© david jerrard 2019
YACHTMASTER EXAM FAQs
What Yachtmaster certificates are there?
Yachtmaster Coastal, Yachtmaster Offshore and Yachtmaster Ocean
• Why would I want one?
It used to be a matter of personal achievement and a justifiable pride in the recognition of your skill and ability. For some it still is but there are other reasons too; you may get a reduction in your boat insurance, harbour masters might accept them as proof of competence and charter companies usually accept them gladly.
• What is a commercial endorsement?
ISA Yachtmaster certificates with a commercial endorsement are required in Ireland for use by Masters of some types of licensed passenger boats. In the UK the standard commercial endorsement allows the holder to work on British flagged vessels that are subject to the MCA's code of practice for small commercial vessels.

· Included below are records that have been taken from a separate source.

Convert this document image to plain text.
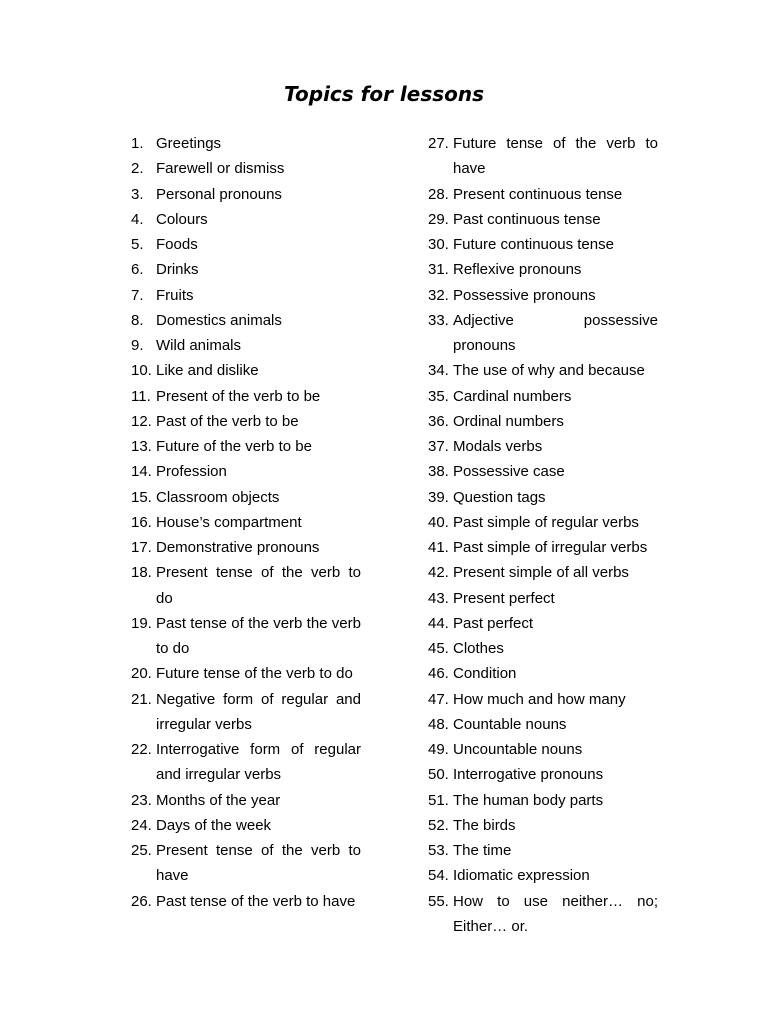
Topics for lessons
1. Greetings
2. Farewell or dismiss
3. Personal pronouns
4. Colours
5. Foods
6. Drinks
7. Fruits
8. Domestics animals
9. Wild animals
10. Like and dislike
11. Present of the verb to be
12. Past of the verb to be
13. Future of the verb to be
14. Profession
15. Classroom objects
16. House’s compartment
17. Demonstrative pronouns
18. Present tense of the verb to do
19. Past tense of the verb the verb to do
20. Future tense of the verb to do
21. Negative form of regular and irregular verbs
22. Interrogative form of regular and irregular verbs
23. Months of the year
24. Days of the week
25. Present tense of the verb to have
26. Past tense of the verb to have
27. Future tense of the verb to have
28. Present continuous tense
29. Past continuous tense
30. Future continuous tense
31. Reflexive pronouns
32. Possessive pronouns
33. Adjective possessive pronouns
34. The use of why and because
35. Cardinal numbers
36. Ordinal numbers
37. Modals verbs
38. Possessive case
39. Question tags
40. Past simple of regular verbs
41. Past simple of irregular verbs
42. Present simple of all verbs
43. Present perfect
44. Past perfect
45. Clothes
46. Condition
47. How much and how many
48. Countable nouns
49. Uncountable nouns
50. Interrogative pronouns
51. The human body parts
52. The birds
53. The time
54. Idiomatic expression
55. How to use neither… no; Either… or.
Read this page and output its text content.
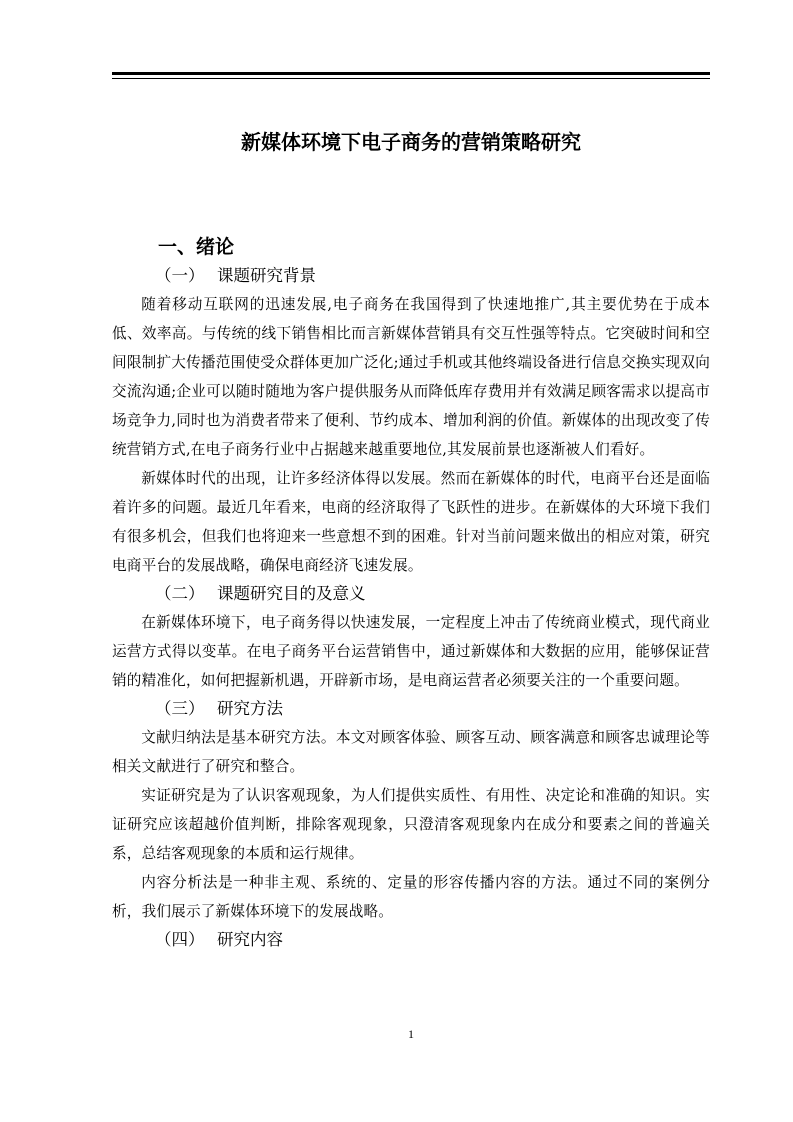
新媒体环境下电子商务的营销策略研究
一、绪论
（一） 课题研究背景

随着移动互联网的迅速发展,电子商务在我国得到了快速地推广,其主要优势在于成本低、效率高。与传统的线下销售相比而言新媒体营销具有交互性强等特点。它突破时间和空间限制扩大传播范围使受众群体更加广泛化;通过手机或其他终端设备进行信息交换实现双向交流沟通;企业可以随时随地为客户提供服务从而降低库存费用并有效满足顾客需求以提高市场竞争力,同时也为消费者带来了便利、节约成本、增加利润的价值。新媒体的出现改变了传统营销方式,在电子商务行业中占据越来越重要地位,其发展前景也逐渐被人们看好。

新媒体时代的出现，让许多经济体得以发展。然而在新媒体的时代，电商平台还是面临着许多的问题。最近几年看来，电商的经济取得了飞跃性的进步。在新媒体的大环境下我们有很多机会，但我们也将迎来一些意想不到的困难。针对当前问题来做出的相应对策，研究电商平台的发展战略，确保电商经济飞速发展。

（二） 课题研究目的及意义

在新媒体环境下，电子商务得以快速发展，一定程度上冲击了传统商业模式，现代商业运营方式得以变革。在电子商务平台运营销售中，通过新媒体和大数据的应用，能够保证营销的精准化，如何把握新机遇，开辟新市场，是电商运营者必须要关注的一个重要问题。

（三） 研究方法

文献归纳法是基本研究方法。本文对顾客体验、顾客互动、顾客满意和顾客忠诚理论等相关文献进行了研究和整合。

实证研究是为了认识客观现象，为人们提供实质性、有用性、决定论和准确的知识。实证研究应该超越价值判断，排除客观现象，只澄清客观现象内在成分和要素之间的普遍关系，总结客观现象的本质和运行规律。

内容分析法是一种非主观、系统的、定量的形容传播内容的方法。通过不同的案例分析，我们展示了新媒体环境下的发展战略。

（四） 研究内容
1
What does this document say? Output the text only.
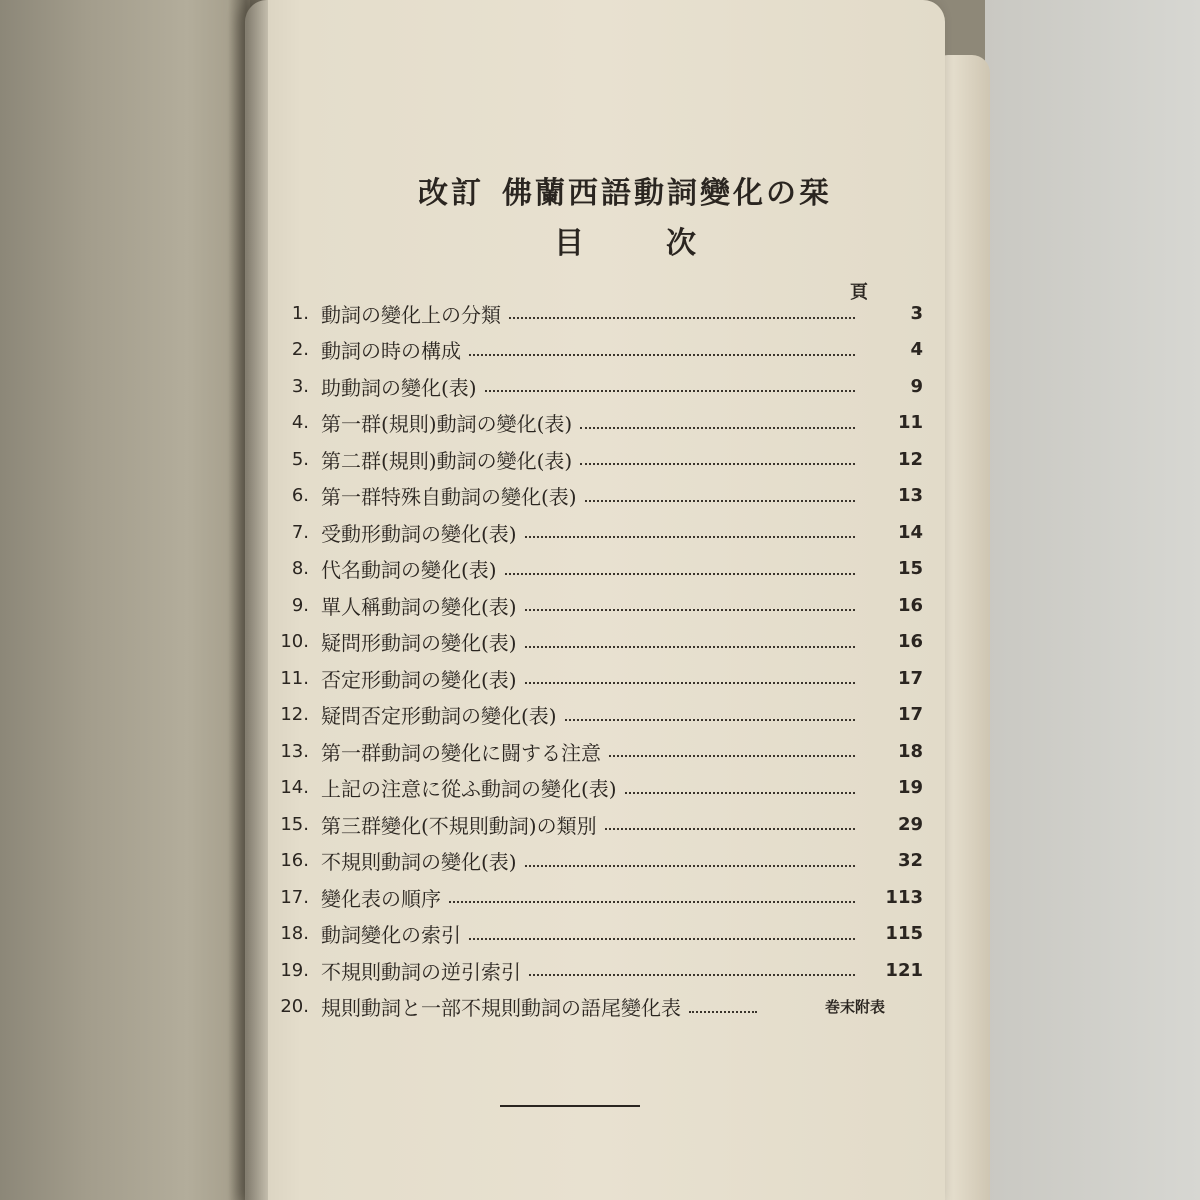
改訂 佛蘭西語動詞變化の栞
目	次
頁
1. 動詞の變化上の分類	3
2. 動詞の時の構成	4
3. 助動詞の變化(表)	9
4. 第一群(規則)動詞の變化(表)	11
5. 第二群(規則)動詞の變化(表)	12
6. 第一群特殊自動詞の變化(表)	13
7. 受動形動詞の變化(表)	14
8. 代名動詞の變化(表)	15
9. 單人稱動詞の變化(表)	16
10. 疑問形動詞の變化(表)	16
11. 否定形動詞の變化(表)	17
12. 疑問否定形動詞の變化(表)	17
13. 第一群動詞の變化に闘する注意	18
14. 上記の注意に從ふ動詞の變化(表)	19
15. 第三群變化(不規則動詞)の類別	29
16. 不規則動詞の變化(表)	32
17. 變化表の順序	113
18. 動詞變化の索引	115
19. 不規則動詞の逆引索引	121
20. 規則動詞と一部不規則動詞の語尾變化表	巻末附表
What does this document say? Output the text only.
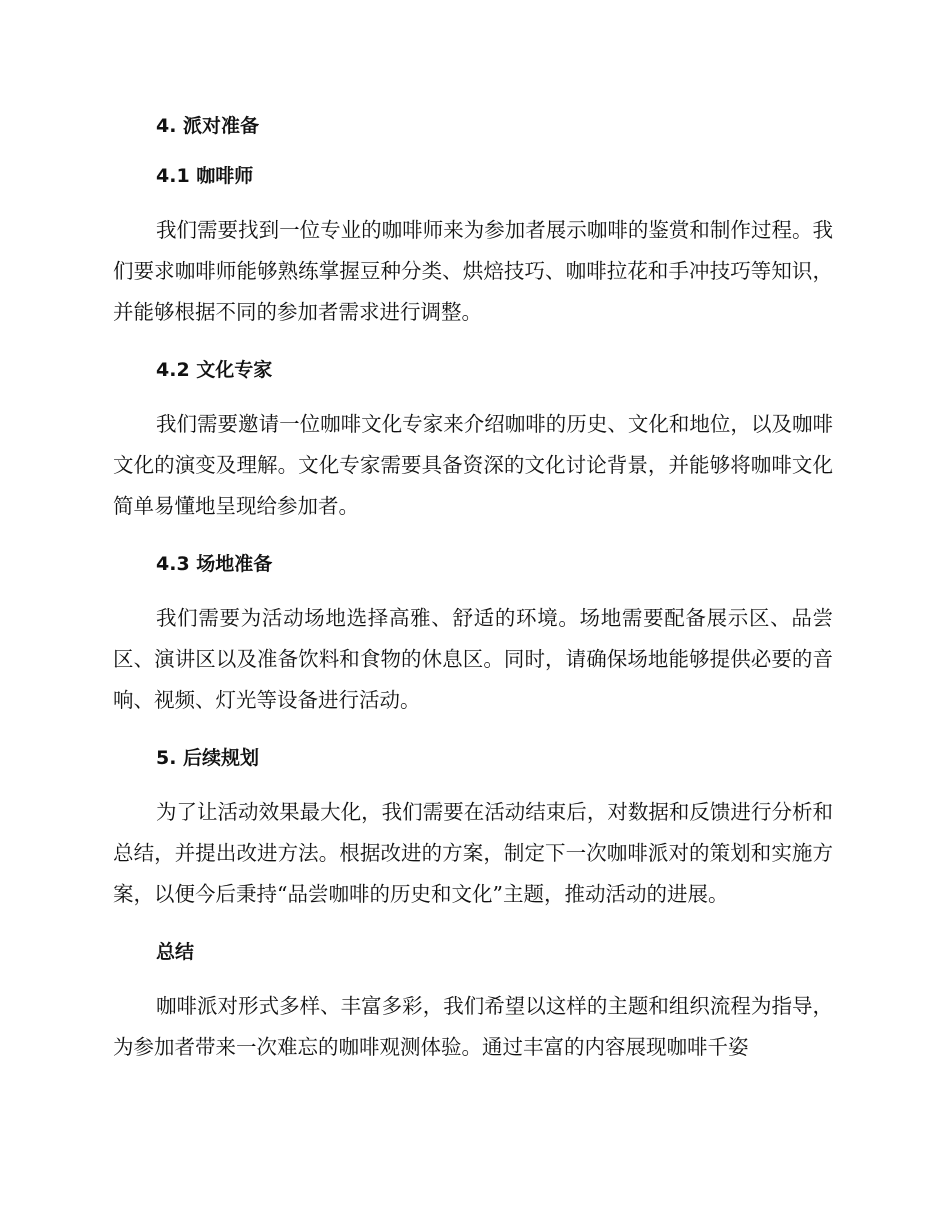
4. 派对准备
4.1 咖啡师

我们需要找到一位专业的咖啡师来为参加者展示咖啡的鉴赏和制作过程。我们要求咖啡师能够熟练掌握豆种分类、烘焙技巧、咖啡拉花和手冲技巧等知识，并能够根据不同的参加者需求进行调整。

4.2 文化专家

我们需要邀请一位咖啡文化专家来介绍咖啡的历史、文化和地位，以及咖啡文化的演变及理解。文化专家需要具备资深的文化讨论背景，并能够将咖啡文化简单易懂地呈现给参加者。

4.3 场地准备

我们需要为活动场地选择高雅、舒适的环境。场地需要配备展示区、品尝区、演讲区以及准备饮料和食物的休息区。同时，请确保场地能够提供必要的音响、视频、灯光等设备进行活动。

5. 后续规划

为了让活动效果最大化，我们需要在活动结束后，对数据和反馈进行分析和总结，并提出改进方法。根据改进的方案，制定下一次咖啡派对的策划和实施方案，以便今后秉持“品尝咖啡的历史和文化”主题，推动活动的进展。

总结

咖啡派对形式多样、丰富多彩，我们希望以这样的主题和组织流程为指导，为参加者带来一次难忘的咖啡观测体验。通过丰富的内容展现咖啡千姿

Full details of the certificates eligible for commercial endorsement and how to obtain them can be had from the relevant authority and from the ISA and RYA.
• How do I get one?
You have to do a test at sea
• What do I need before I can do the test?
• How do I organise the test?
Contact the ISA or RYA who will explain what you must do
• Can I organise my own examiner?
No, the examiner is allocated by the ISA or RYA
• Are the tests difficult?
The tests are supposed to test your abilities. Most candidates will find some tasks easy and some more difficult. Most people will certainly feel that they have been tested when it is all over.
• Why are there the mileage and other requirements?
The tests are intended to assess your experience; the mileage requirements are felt to be the minimum required to afford a reasonable chance of passing the test.
• What miles count and which don't?
Any cruising miles and miles during a passage count. Miles racing around the cans in you local bay don't count (although of course they are great from the handling point of view) but the miles with a navigation and pilotage element such as sailing to and from an event or regatta do count as do most offshore races.
• What counts as a day?
A day is 24 hours. A morning and afternoon on the water is not considered as a day but less than 24 hours during a cruise of a few days is taken as a day; in other words a two week cruise is 14 days even though you are not sailing all the time.
• How do I record and confirm my mileage?
In a personal log book. You record mileage, days and night hours and get the skipper to sign your log book entry. You sign off yourself for mileage that you completed as skipper. To an extent its an honour system but remember that the purpose of the mileage requirement is to reduce the chance of someone undertaking an exam that it would be difficult for them to pass. And any examiner will pretty quickly have a good idea of your level of experience.
• What are the examiners like?
ISA and RYA Yachtmaster examiners are picked from yachtsmen and women with a lot of boating experience and examining skills. They are also human and are not there to fail you.
• Can I fail?
Provided you undertake the level of exam suitable to your level of experience you should not have to use the 'F' word. In some cases the examiner may feel that you need to repeat an individual section, perhaps on the ColRegs for example.
• How does the Yachtmaster scheme work?
There are three elements to the Yacht Master Coastal scheme:
1. a shore based course,
2. a sea based course,
3. a practical exam at sea.
The shorebased course is usually run over a series of evenings and results in a shorebased course attendance certificate.
The sea based course is run at sea on a sailing or motor boat, as appropriate, and results in a practical course attendance certificate.
The YM Coastal exam takes place at sea on a sailing or motor boat, as appropriate and, if successful, the candidate is awarded the Yacht Master Coastal Certificate of Competence. Neither the shorebased course nor the sea based course are prerequisites for the exam at sea; however the shorebased course is strongly recommended before undertaking the exam.
There are two elements to the Yachtmaster Offshore scheme:
1. a shore based course,
2. a practical exam at sea.
The shorebased course is usually run over a series of evenings and results in a course attendance certificate.
There is no sea based Offshore course as the difference between Coastal and Offshore is deemed to be that of experience rather than of courses completed.
The YM Offshore exam takes place at sea on a sailing or motor boat, as appropriate and, if successful, the candidate is awarded the Yacht Master Offshore Certificate of Competence. The shorebased course is not a prerequisite for the exam at sea; however the shorebased course is strongly recommended before undertaking the exam.
The Yachtmaster Ocean exam has two elements
1. a shore based course, with written exam.
2. completion of a 600 mile passage at sea and an assessment of tasks carried out during the passage.
The shorebased course is not a prerequisite but if the candidate does not hold a YM Ocean shorebased course completion certificate he or she must undertake a written invigilated exam as part of the final assessment.